К тому же он начал меня ревновать. Так как они с Юрой сразу не понравились друг другу, то я перестала брать его с собой, отправляясь в гости к брату, а видеться с ним я привыкла часто и менять свои привычки ради Марка не собиралась. Естественно, что у Юры, который тогда еще не был женат, я всегда встречала его друзей — вернее, наших общих с ним друзей. Несколько раз Марк заходил за мной к брату и видел, что я провожу время в веселой компании; ему это очень не нравилось. Особенно ему не понравился один из Юриных друзей, Виталик, который смотрел на меня слишком нежными глазами. Не могу отрицать, что Виталик был в меня влюблен: после встречи с Марком и замужества я расцвела, и меня заметили многие, кто до того не замечал, в том числе и Виталик, который знал меня с детства. Не то чтобы я его поощряла, но редкая женщина может отказаться от лишних поклонников, а Марк совершенно не понимал разницу между легким флиртом и серьезным увлечением. Как-то раз он устроил мне скандал по этому поводу и запретил бывать у брата, но разве тогда я, со своим стремлением к независимости, могла смириться с какими-либо запретами?

Сейчас, вспоминая всю эту историю, я ругаю себя — какие же я делала глупости! Неужели я не могла пореже встречаться с братом и изредка брать к нему Марка, только чтобы его душа успокоилась? Теперь-то я, рассматривая ту ситуацию с высоты своего жизненного опыта, прекрасно вижу, как мне надо было поступить, чтобы и овцы были целы, и волки сыты. Увы, в то время я, несчастный ягненочек, не уберегла свою шкурку…

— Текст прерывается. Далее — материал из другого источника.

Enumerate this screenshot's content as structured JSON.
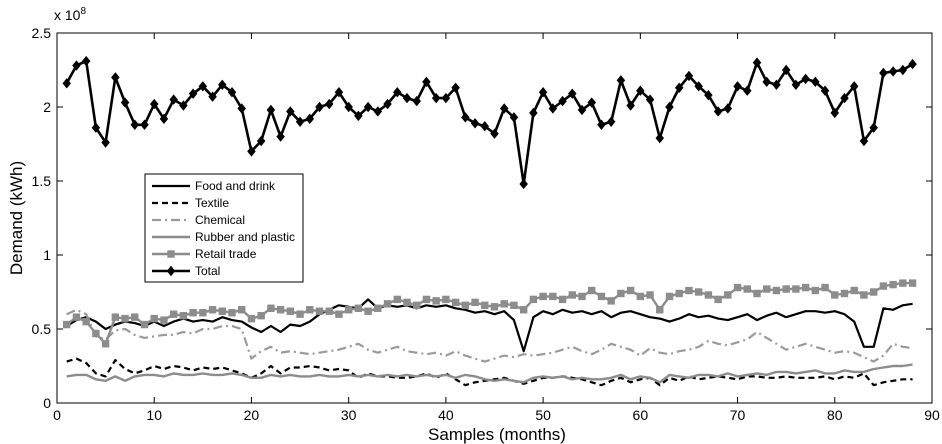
{
  "chart_data": {
    "type": "line",
    "title": "",
    "xlabel": "Samples (months)",
    "ylabel": "Demand (kWh)",
    "y_exponent_label": "x 10",
    "y_exponent_power": "8",
    "xlim": [
      0,
      90
    ],
    "ylim": [
      0,
      2.5
    ],
    "y_scale_factor": 100000000,
    "grid": false,
    "legend_position": "center-left",
    "x_ticks": [
      0,
      10,
      20,
      30,
      40,
      50,
      60,
      70,
      80,
      90
    ],
    "x_tick_labels": [
      "0",
      "10",
      "20",
      "30",
      "40",
      "50",
      "60",
      "70",
      "80",
      "90"
    ],
    "y_ticks": [
      0,
      0.5,
      1,
      1.5,
      2,
      2.5
    ],
    "y_tick_labels": [
      "0",
      "0.5",
      "1",
      "1.5",
      "2",
      "2.5"
    ],
    "x": [
      1,
      2,
      3,
      4,
      5,
      6,
      7,
      8,
      9,
      10,
      11,
      12,
      13,
      14,
      15,
      16,
      17,
      18,
      19,
      20,
      21,
      22,
      23,
      24,
      25,
      26,
      27,
      28,
      29,
      30,
      31,
      32,
      33,
      34,
      35,
      36,
      37,
      38,
      39,
      40,
      41,
      42,
      43,
      44,
      45,
      46,
      47,
      48,
      49,
      50,
      51,
      52,
      53,
      54,
      55,
      56,
      57,
      58,
      59,
      60,
      61,
      62,
      63,
      64,
      65,
      66,
      67,
      68,
      69,
      70,
      71,
      72,
      73,
      74,
      75,
      76,
      77,
      78,
      79,
      80,
      81,
      82,
      83,
      84,
      85,
      86,
      87,
      88
    ],
    "series": [
      {
        "name": "Food and drink",
        "color": "#000000",
        "style": "solid",
        "width": 2.2,
        "marker": "none",
        "values": [
          0.52,
          0.56,
          0.58,
          0.55,
          0.5,
          0.53,
          0.55,
          0.54,
          0.52,
          0.55,
          0.52,
          0.55,
          0.57,
          0.55,
          0.56,
          0.55,
          0.58,
          0.56,
          0.55,
          0.51,
          0.48,
          0.52,
          0.48,
          0.53,
          0.52,
          0.55,
          0.6,
          0.63,
          0.66,
          0.65,
          0.64,
          0.7,
          0.64,
          0.66,
          0.65,
          0.66,
          0.64,
          0.66,
          0.65,
          0.66,
          0.64,
          0.63,
          0.61,
          0.62,
          0.6,
          0.62,
          0.56,
          0.35,
          0.58,
          0.62,
          0.6,
          0.63,
          0.61,
          0.62,
          0.6,
          0.62,
          0.58,
          0.61,
          0.62,
          0.6,
          0.58,
          0.57,
          0.55,
          0.57,
          0.6,
          0.58,
          0.59,
          0.57,
          0.56,
          0.58,
          0.6,
          0.56,
          0.59,
          0.61,
          0.58,
          0.6,
          0.62,
          0.62,
          0.61,
          0.62,
          0.6,
          0.55,
          0.38,
          0.38,
          0.64,
          0.63,
          0.66,
          0.67
        ]
      },
      {
        "name": "Textile",
        "color": "#000000",
        "style": "dashed",
        "width": 2.2,
        "marker": "none",
        "values": [
          0.28,
          0.3,
          0.27,
          0.2,
          0.18,
          0.29,
          0.23,
          0.2,
          0.22,
          0.25,
          0.23,
          0.25,
          0.24,
          0.22,
          0.24,
          0.23,
          0.24,
          0.22,
          0.2,
          0.17,
          0.2,
          0.25,
          0.2,
          0.24,
          0.24,
          0.25,
          0.24,
          0.22,
          0.23,
          0.22,
          0.17,
          0.2,
          0.18,
          0.18,
          0.17,
          0.17,
          0.18,
          0.2,
          0.17,
          0.2,
          0.16,
          0.12,
          0.14,
          0.15,
          0.16,
          0.17,
          0.15,
          0.13,
          0.15,
          0.17,
          0.17,
          0.18,
          0.17,
          0.16,
          0.14,
          0.12,
          0.15,
          0.17,
          0.14,
          0.16,
          0.17,
          0.12,
          0.17,
          0.15,
          0.18,
          0.16,
          0.17,
          0.18,
          0.17,
          0.16,
          0.18,
          0.18,
          0.17,
          0.17,
          0.18,
          0.17,
          0.17,
          0.17,
          0.18,
          0.16,
          0.18,
          0.17,
          0.2,
          0.12,
          0.14,
          0.15,
          0.16,
          0.16
        ]
      },
      {
        "name": "Chemical",
        "color": "#9a9a9a",
        "style": "dashdot",
        "width": 2.2,
        "marker": "none",
        "values": [
          0.6,
          0.63,
          0.6,
          0.45,
          0.43,
          0.49,
          0.5,
          0.46,
          0.44,
          0.45,
          0.46,
          0.46,
          0.48,
          0.47,
          0.5,
          0.5,
          0.52,
          0.52,
          0.5,
          0.3,
          0.35,
          0.38,
          0.34,
          0.35,
          0.34,
          0.33,
          0.34,
          0.35,
          0.36,
          0.38,
          0.4,
          0.36,
          0.34,
          0.36,
          0.38,
          0.35,
          0.34,
          0.33,
          0.34,
          0.32,
          0.35,
          0.32,
          0.3,
          0.28,
          0.3,
          0.32,
          0.31,
          0.33,
          0.32,
          0.33,
          0.34,
          0.36,
          0.38,
          0.35,
          0.33,
          0.36,
          0.4,
          0.38,
          0.36,
          0.32,
          0.37,
          0.34,
          0.33,
          0.35,
          0.36,
          0.38,
          0.42,
          0.4,
          0.39,
          0.41,
          0.43,
          0.48,
          0.44,
          0.4,
          0.36,
          0.38,
          0.4,
          0.38,
          0.36,
          0.34,
          0.35,
          0.34,
          0.31,
          0.28,
          0.32,
          0.4,
          0.38,
          0.37
        ]
      },
      {
        "name": "Rubber and plastic",
        "color": "#8c8c8c",
        "style": "solid",
        "width": 2.4,
        "marker": "none",
        "values": [
          0.18,
          0.19,
          0.19,
          0.16,
          0.15,
          0.18,
          0.15,
          0.18,
          0.19,
          0.19,
          0.18,
          0.2,
          0.19,
          0.19,
          0.2,
          0.19,
          0.19,
          0.2,
          0.19,
          0.17,
          0.17,
          0.19,
          0.18,
          0.19,
          0.18,
          0.18,
          0.19,
          0.18,
          0.18,
          0.19,
          0.18,
          0.19,
          0.18,
          0.19,
          0.18,
          0.19,
          0.18,
          0.19,
          0.18,
          0.19,
          0.17,
          0.19,
          0.18,
          0.16,
          0.15,
          0.16,
          0.15,
          0.14,
          0.17,
          0.18,
          0.17,
          0.18,
          0.16,
          0.17,
          0.16,
          0.16,
          0.17,
          0.19,
          0.16,
          0.18,
          0.17,
          0.14,
          0.19,
          0.18,
          0.17,
          0.19,
          0.19,
          0.18,
          0.2,
          0.18,
          0.19,
          0.2,
          0.19,
          0.21,
          0.21,
          0.2,
          0.21,
          0.22,
          0.2,
          0.2,
          0.22,
          0.21,
          0.21,
          0.23,
          0.24,
          0.25,
          0.25,
          0.26
        ]
      },
      {
        "name": "Retail trade",
        "color": "#8c8c8c",
        "style": "solid",
        "width": 2.4,
        "marker": "square",
        "values": [
          0.53,
          0.58,
          0.55,
          0.47,
          0.4,
          0.58,
          0.57,
          0.58,
          0.53,
          0.57,
          0.56,
          0.6,
          0.59,
          0.61,
          0.61,
          0.63,
          0.62,
          0.61,
          0.63,
          0.57,
          0.59,
          0.64,
          0.63,
          0.62,
          0.6,
          0.63,
          0.62,
          0.62,
          0.6,
          0.63,
          0.64,
          0.62,
          0.64,
          0.67,
          0.7,
          0.68,
          0.66,
          0.7,
          0.69,
          0.7,
          0.68,
          0.66,
          0.68,
          0.66,
          0.65,
          0.67,
          0.66,
          0.63,
          0.7,
          0.72,
          0.72,
          0.7,
          0.73,
          0.72,
          0.76,
          0.72,
          0.69,
          0.74,
          0.76,
          0.72,
          0.73,
          0.63,
          0.72,
          0.74,
          0.76,
          0.75,
          0.73,
          0.7,
          0.73,
          0.78,
          0.77,
          0.74,
          0.77,
          0.76,
          0.77,
          0.77,
          0.78,
          0.76,
          0.78,
          0.73,
          0.74,
          0.76,
          0.73,
          0.75,
          0.79,
          0.8,
          0.81,
          0.81
        ]
      },
      {
        "name": "Total",
        "color": "#000000",
        "style": "solid",
        "width": 2.6,
        "marker": "diamond",
        "values": [
          2.16,
          2.28,
          2.31,
          1.86,
          1.76,
          2.2,
          2.03,
          1.88,
          1.88,
          2.02,
          1.92,
          2.05,
          2.01,
          2.09,
          2.14,
          2.07,
          2.15,
          2.1,
          1.99,
          1.7,
          1.77,
          1.98,
          1.8,
          1.97,
          1.9,
          1.92,
          2.0,
          2.02,
          2.1,
          2.0,
          1.94,
          2.0,
          1.97,
          2.02,
          2.1,
          2.06,
          2.04,
          2.17,
          2.06,
          2.06,
          2.13,
          1.93,
          1.89,
          1.87,
          1.82,
          1.99,
          1.93,
          1.48,
          1.96,
          2.1,
          1.99,
          2.04,
          2.09,
          1.98,
          2.03,
          1.88,
          1.9,
          2.18,
          2.01,
          2.11,
          2.05,
          1.79,
          2.0,
          2.13,
          2.21,
          2.14,
          2.08,
          1.97,
          1.99,
          2.14,
          2.11,
          2.3,
          2.17,
          2.15,
          2.25,
          2.15,
          2.19,
          2.17,
          2.11,
          1.96,
          2.06,
          2.14,
          1.77,
          1.86,
          2.23,
          2.24,
          2.25,
          2.29
        ]
      }
    ]
  }
}
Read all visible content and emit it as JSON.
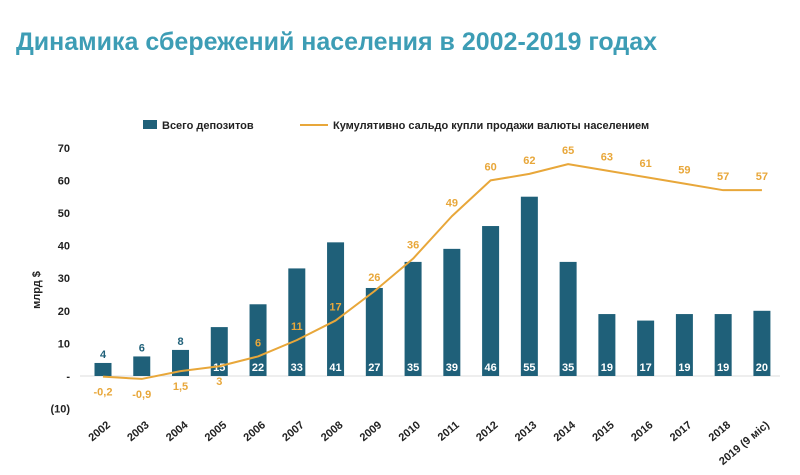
{
  "chart_data": {
    "type": "bar+line",
    "title": "Динамика сбережений населения в 2002-2019 годах",
    "ylabel": "млрд $",
    "ylim": [
      -10,
      70
    ],
    "yticks": [
      {
        "v": 70,
        "label": "70"
      },
      {
        "v": 60,
        "label": "60"
      },
      {
        "v": 50,
        "label": "50"
      },
      {
        "v": 40,
        "label": "40"
      },
      {
        "v": 30,
        "label": "30"
      },
      {
        "v": 20,
        "label": "20"
      },
      {
        "v": 10,
        "label": "10"
      },
      {
        "v": 0,
        "label": "-"
      },
      {
        "v": -10,
        "label": "(10)"
      }
    ],
    "legend_position": "top",
    "categories": [
      "2002",
      "2003",
      "2004",
      "2005",
      "2006",
      "2007",
      "2008",
      "2009",
      "2010",
      "2011",
      "2012",
      "2013",
      "2014",
      "2015",
      "2016",
      "2017",
      "2018",
      "2019 (9 міс)"
    ],
    "series": [
      {
        "name": "Всего депозитов",
        "type": "bar",
        "color": "#1f6079",
        "values": [
          4,
          6,
          8,
          15,
          22,
          33,
          41,
          27,
          35,
          39,
          46,
          55,
          35,
          19,
          17,
          19,
          19,
          20
        ],
        "labels": [
          "4",
          "6",
          "8",
          "15",
          "22",
          "33",
          "41",
          "27",
          "35",
          "39",
          "46",
          "55",
          "35",
          "19",
          "17",
          "19",
          "19",
          "20"
        ]
      },
      {
        "name": "Кумулятивно сальдо купли продажи валюты населением",
        "type": "line",
        "color": "#e8a73a",
        "values": [
          -0.2,
          -0.9,
          1.5,
          3,
          6,
          11,
          17,
          26,
          36,
          49,
          60,
          62,
          65,
          63,
          61,
          59,
          57,
          57
        ],
        "labels": [
          "-0,2",
          "-0,9",
          "1,5",
          "3",
          "6",
          "11",
          "17",
          "26",
          "36",
          "49",
          "60",
          "62",
          "65",
          "63",
          "61",
          "59",
          "57",
          "57"
        ]
      }
    ]
  }
}
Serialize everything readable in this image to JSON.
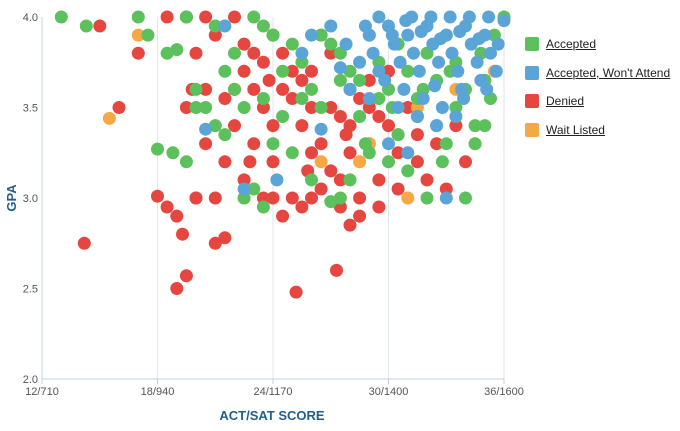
{
  "chart_data": {
    "type": "scatter",
    "title": "",
    "xlabel": "ACT/SAT SCORE",
    "ylabel": "GPA",
    "x_ticks": [
      "12/710",
      "18/940",
      "24/1170",
      "30/1400",
      "36/1600"
    ],
    "x_tick_values": [
      12,
      18,
      24,
      30,
      36
    ],
    "y_ticks": [
      "2.0",
      "2.5",
      "3.0",
      "3.5",
      "4.0"
    ],
    "y_tick_values": [
      2.0,
      2.5,
      3.0,
      3.5,
      4.0
    ],
    "xlim": [
      12,
      36
    ],
    "ylim": [
      2.0,
      4.0
    ],
    "grid": "vertical",
    "legend_position": "right",
    "series": [
      {
        "name": "Accepted",
        "color": "#5cc05c",
        "points": [
          [
            13.0,
            4.0
          ],
          [
            14.3,
            3.95
          ],
          [
            17.0,
            4.0
          ],
          [
            17.5,
            3.9
          ],
          [
            18.5,
            3.8
          ],
          [
            19.0,
            3.82
          ],
          [
            19.5,
            4.0
          ],
          [
            20.0,
            3.6
          ],
          [
            20.5,
            3.5
          ],
          [
            21.0,
            3.4
          ],
          [
            21.5,
            3.35
          ],
          [
            22.0,
            3.8
          ],
          [
            22.5,
            3.5
          ],
          [
            23.0,
            4.0
          ],
          [
            23.5,
            3.95
          ],
          [
            24.0,
            3.9
          ],
          [
            24.5,
            3.7
          ],
          [
            25.0,
            3.85
          ],
          [
            25.5,
            3.75
          ],
          [
            26.0,
            3.6
          ],
          [
            26.5,
            3.9
          ],
          [
            27.0,
            3.85
          ],
          [
            27.5,
            3.8
          ],
          [
            28.0,
            3.7
          ],
          [
            28.5,
            3.65
          ],
          [
            29.0,
            3.9
          ],
          [
            29.5,
            3.75
          ],
          [
            30.0,
            3.6
          ],
          [
            30.5,
            3.85
          ],
          [
            31.0,
            3.7
          ],
          [
            31.5,
            3.55
          ],
          [
            32.0,
            3.8
          ],
          [
            32.5,
            3.65
          ],
          [
            33.0,
            3.9
          ],
          [
            33.5,
            3.75
          ],
          [
            34.0,
            3.6
          ],
          [
            34.5,
            3.4
          ],
          [
            35.0,
            3.65
          ],
          [
            35.5,
            3.9
          ],
          [
            36.0,
            4.0
          ],
          [
            18.0,
            3.27
          ],
          [
            18.8,
            3.25
          ],
          [
            19.5,
            3.2
          ],
          [
            22.5,
            3.0
          ],
          [
            23.0,
            3.05
          ],
          [
            23.5,
            2.95
          ],
          [
            24.0,
            3.3
          ],
          [
            25.0,
            3.25
          ],
          [
            26.0,
            3.1
          ],
          [
            27.0,
            2.98
          ],
          [
            27.5,
            3.0
          ],
          [
            28.0,
            3.1
          ],
          [
            29.0,
            3.25
          ],
          [
            30.0,
            3.2
          ],
          [
            31.0,
            3.15
          ],
          [
            32.0,
            3.0
          ],
          [
            33.0,
            3.3
          ],
          [
            34.0,
            3.0
          ],
          [
            35.0,
            3.4
          ],
          [
            21.0,
            3.95
          ],
          [
            26.5,
            3.5
          ],
          [
            28.5,
            3.45
          ],
          [
            30.5,
            3.35
          ],
          [
            32.5,
            3.4
          ],
          [
            33.5,
            3.5
          ],
          [
            34.5,
            3.3
          ],
          [
            29.5,
            3.55
          ],
          [
            31.5,
            3.45
          ],
          [
            25.5,
            3.55
          ],
          [
            27.5,
            3.65
          ],
          [
            24.5,
            3.45
          ],
          [
            23.5,
            3.55
          ],
          [
            22.0,
            3.6
          ],
          [
            21.5,
            3.7
          ],
          [
            20.0,
            3.5
          ],
          [
            28.8,
            3.3
          ],
          [
            30.2,
            3.5
          ],
          [
            31.8,
            3.6
          ],
          [
            33.2,
            3.7
          ],
          [
            34.8,
            3.8
          ],
          [
            35.3,
            3.55
          ],
          [
            32.8,
            3.2
          ]
        ]
      },
      {
        "name": "Accepted, Won't Attend",
        "color": "#5ba5d6",
        "points": [
          [
            20.5,
            3.38
          ],
          [
            21.5,
            3.95
          ],
          [
            22.5,
            3.05
          ],
          [
            24.2,
            3.1
          ],
          [
            25.5,
            3.8
          ],
          [
            26.0,
            3.9
          ],
          [
            27.0,
            3.95
          ],
          [
            27.8,
            3.85
          ],
          [
            28.5,
            3.75
          ],
          [
            29.0,
            3.9
          ],
          [
            29.5,
            4.0
          ],
          [
            30.0,
            3.95
          ],
          [
            30.3,
            3.85
          ],
          [
            30.6,
            3.75
          ],
          [
            31.0,
            3.9
          ],
          [
            31.3,
            3.8
          ],
          [
            31.6,
            3.7
          ],
          [
            32.0,
            3.95
          ],
          [
            32.3,
            3.85
          ],
          [
            32.6,
            3.75
          ],
          [
            33.0,
            3.9
          ],
          [
            33.3,
            3.8
          ],
          [
            33.6,
            3.7
          ],
          [
            34.0,
            3.95
          ],
          [
            34.3,
            3.85
          ],
          [
            34.6,
            3.75
          ],
          [
            35.0,
            3.9
          ],
          [
            35.3,
            3.8
          ],
          [
            35.6,
            3.7
          ],
          [
            36.0,
            3.98
          ],
          [
            29.8,
            3.65
          ],
          [
            30.8,
            3.6
          ],
          [
            31.8,
            3.55
          ],
          [
            32.8,
            3.5
          ],
          [
            33.8,
            3.6
          ],
          [
            34.8,
            3.65
          ],
          [
            30.5,
            3.5
          ],
          [
            31.5,
            3.45
          ],
          [
            32.5,
            3.4
          ],
          [
            33.5,
            3.45
          ],
          [
            29.2,
            3.8
          ],
          [
            28.8,
            3.95
          ],
          [
            31.2,
            4.0
          ],
          [
            32.2,
            4.0
          ],
          [
            33.2,
            4.0
          ],
          [
            34.2,
            4.0
          ],
          [
            35.2,
            4.0
          ],
          [
            30.0,
            3.3
          ],
          [
            31.0,
            3.25
          ],
          [
            33.0,
            3.0
          ],
          [
            26.5,
            3.38
          ],
          [
            28.0,
            3.6
          ],
          [
            29.5,
            3.7
          ],
          [
            30.2,
            3.9
          ],
          [
            31.7,
            3.92
          ],
          [
            32.7,
            3.88
          ],
          [
            33.7,
            3.92
          ],
          [
            34.7,
            3.88
          ],
          [
            35.7,
            3.85
          ],
          [
            30.9,
            3.98
          ],
          [
            32.4,
            3.62
          ],
          [
            33.9,
            3.55
          ],
          [
            35.1,
            3.6
          ],
          [
            29.0,
            3.55
          ],
          [
            27.5,
            3.72
          ]
        ]
      },
      {
        "name": "Denied",
        "color": "#e5463f",
        "points": [
          [
            14.2,
            2.75
          ],
          [
            15.0,
            3.95
          ],
          [
            16.0,
            3.5
          ],
          [
            17.0,
            3.8
          ],
          [
            18.0,
            3.01
          ],
          [
            18.5,
            2.95
          ],
          [
            19.0,
            2.9
          ],
          [
            19.3,
            2.8
          ],
          [
            19.5,
            2.57
          ],
          [
            19.0,
            2.5
          ],
          [
            19.8,
            3.6
          ],
          [
            20.0,
            3.0
          ],
          [
            20.5,
            3.6
          ],
          [
            21.0,
            2.75
          ],
          [
            21.5,
            2.78
          ],
          [
            22.0,
            3.6
          ],
          [
            22.5,
            3.7
          ],
          [
            23.0,
            3.3
          ],
          [
            23.5,
            3.5
          ],
          [
            24.0,
            3.2
          ],
          [
            24.5,
            3.6
          ],
          [
            25.0,
            3.0
          ],
          [
            25.5,
            3.4
          ],
          [
            26.0,
            3.7
          ],
          [
            26.5,
            3.3
          ],
          [
            27.0,
            3.5
          ],
          [
            27.3,
            2.6
          ],
          [
            27.5,
            3.1
          ],
          [
            28.0,
            3.4
          ],
          [
            28.5,
            3.0
          ],
          [
            29.0,
            3.3
          ],
          [
            29.5,
            3.1
          ],
          [
            30.0,
            3.4
          ],
          [
            30.5,
            3.05
          ],
          [
            31.0,
            3.5
          ],
          [
            31.5,
            3.2
          ],
          [
            32.0,
            3.1
          ],
          [
            32.5,
            3.3
          ],
          [
            33.0,
            3.05
          ],
          [
            33.5,
            3.4
          ],
          [
            34.0,
            3.2
          ],
          [
            25.2,
            2.48
          ],
          [
            20.0,
            3.8
          ],
          [
            21.0,
            3.9
          ],
          [
            22.0,
            4.0
          ],
          [
            23.0,
            3.8
          ],
          [
            24.0,
            3.9
          ],
          [
            25.0,
            3.7
          ],
          [
            26.0,
            3.5
          ],
          [
            27.0,
            3.8
          ],
          [
            28.0,
            3.6
          ],
          [
            29.0,
            3.5
          ],
          [
            30.0,
            3.7
          ],
          [
            19.5,
            3.5
          ],
          [
            20.5,
            3.3
          ],
          [
            21.5,
            3.2
          ],
          [
            22.5,
            3.1
          ],
          [
            23.5,
            3.0
          ],
          [
            24.5,
            2.9
          ],
          [
            25.5,
            2.95
          ],
          [
            26.5,
            3.05
          ],
          [
            27.5,
            2.95
          ],
          [
            28.5,
            2.9
          ],
          [
            28.0,
            2.85
          ],
          [
            29.5,
            2.95
          ],
          [
            22.0,
            3.4
          ],
          [
            23.0,
            3.6
          ],
          [
            24.0,
            3.4
          ],
          [
            25.0,
            3.55
          ],
          [
            26.0,
            3.25
          ],
          [
            27.0,
            3.15
          ],
          [
            28.0,
            3.25
          ],
          [
            29.0,
            3.65
          ],
          [
            18.5,
            4.0
          ],
          [
            19.5,
            4.0
          ],
          [
            20.5,
            4.0
          ],
          [
            21.5,
            3.55
          ],
          [
            22.5,
            3.85
          ],
          [
            23.5,
            3.75
          ],
          [
            24.5,
            3.8
          ],
          [
            25.5,
            3.65
          ],
          [
            26.5,
            3.9
          ],
          [
            27.5,
            3.45
          ],
          [
            28.5,
            3.55
          ],
          [
            29.5,
            3.45
          ],
          [
            30.5,
            3.25
          ],
          [
            31.5,
            3.35
          ],
          [
            20.0,
            3.0
          ],
          [
            21.0,
            3.0
          ],
          [
            24.0,
            3.0
          ],
          [
            26.0,
            3.0
          ],
          [
            22.8,
            3.2
          ],
          [
            25.8,
            3.15
          ],
          [
            27.8,
            3.35
          ],
          [
            23.8,
            3.65
          ]
        ]
      },
      {
        "name": "Wait Listed",
        "color": "#f5a843",
        "points": [
          [
            15.5,
            3.44
          ],
          [
            17.0,
            3.9
          ],
          [
            22.5,
            3.0
          ],
          [
            26.5,
            3.2
          ],
          [
            29.0,
            3.3
          ],
          [
            30.5,
            3.35
          ],
          [
            31.0,
            3.0
          ],
          [
            31.5,
            3.5
          ],
          [
            33.5,
            3.6
          ],
          [
            34.5,
            3.3
          ],
          [
            35.5,
            3.7
          ],
          [
            28.5,
            3.2
          ]
        ]
      }
    ]
  }
}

Как-то я должна была быть на лекции, но на меня напала дикая лень. Идти домой тоже не хотелось, и я направилась прямиком к Юре, который жил тогда на Полянке, не так далеко от старых зданий университета — всего лишь несколько остановок на троллейбусе. Попала я к нему как раз вовремя: мои тетя и дядя отправились в театр, а Юрины приятели, воспользовавшись случаем, устроили импровизированную вечеринку. Меня тут же сослали на кухню, как единственную женщину, а Виталик вызвался быть моим добровольным помощником. На кухне нас и застал Марк в весьма двусмысленной ситуации: в руках я держала большое блюдо с пирогом, только что вытащенным из духовки, а Виталик пытался меня поцеловать, пользуясь тем, что руки у меня были заняты.

Марк осторожно взял у меня блюдо, поставил его на стол и влепил мне пощечину, так что я даже пошатнулась. Виталик попытался было за меня заступиться, но в эту минуту прибежал Юра, оценил ситуацию и начал всех успокаивать. Но не тут-то было — Марк заставил меня одеться и тут же уйти. По дороге домой мы молчали, зато потом проговорили весь вечер и всю ночь. Щека у меня пылала, и первый раз за все время нашего знакомства я просто ненавидела Марка. Он обвинял меня в измене, я все отрицала, а потом мне это надоело, и я согласилась: да, я была любовницей Виталика. Под утро он ушел курить на кухню и сидел там, мрачно глядя в окно, а я прикорнула в комнате родителей. Я очень устала и незаметно для себя заснула, а когда проснулась, Марка уже не было. Я собрала свои вещички и вернулась к маме.